Universal K-matrices for quantum Kac-Moody algebras

TL;DR

This paper introduces universal K-matrices for quantum Kac-Moody algebras, expanding the theory of reflection equations and braid group actions with new constructions from quantum symmetric pairs.

Contribution

It defines cylindrical bialgebras with universal K-matrices and constructs new examples from quantum symmetric pairs, refining previous results and providing solutions to reflection equations.

Findings

New universal K-matrices from quantum symmetric pairs of Kac-Moody type.

Refinement of finite type solutions interpolating known quasi-K-matrices.

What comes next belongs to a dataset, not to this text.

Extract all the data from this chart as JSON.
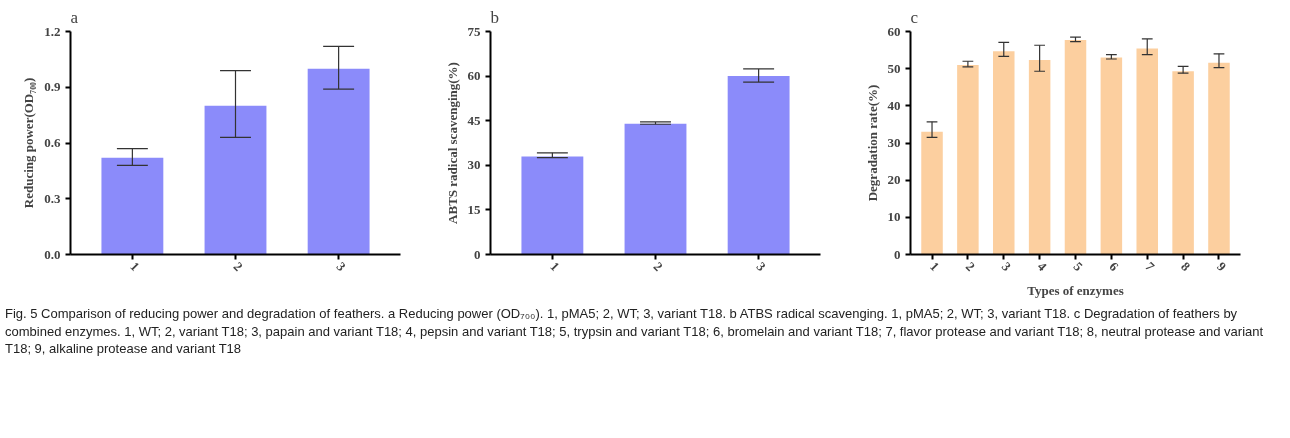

Formal solutions of the generalized reflection equation with spectral parameter.

Abstract

We introduce the notion of a cylindrical bialgebra, which is a quasitriangular bialgebra $H$ endowed with a universal K-matrix, i.e., a universal solution of a generalized reflection equation, yielding an action of cylindrical braid groups on tensor products of its representations. We prove that new examples of such universal K-matrices arise from quantum symmetric pairs of Kac-Moody type and depend upon the choice of a pair of generalized Satake diagrams. In finite type, this yields a refinement of a result obtained by Balagovi\'c and Kolb, producing a family of non-equivalent solutions interpolating between the quasi-K-matrix originally due to Bao and Wang and the full universal K-matrix. Finally, we prove that this construction yields formal solutions of the generalized reflection equation with a spectral parameter in the case of finite-dimensional representations over the quantum affine algebra $U_qL\mathfrak{sl}_2$.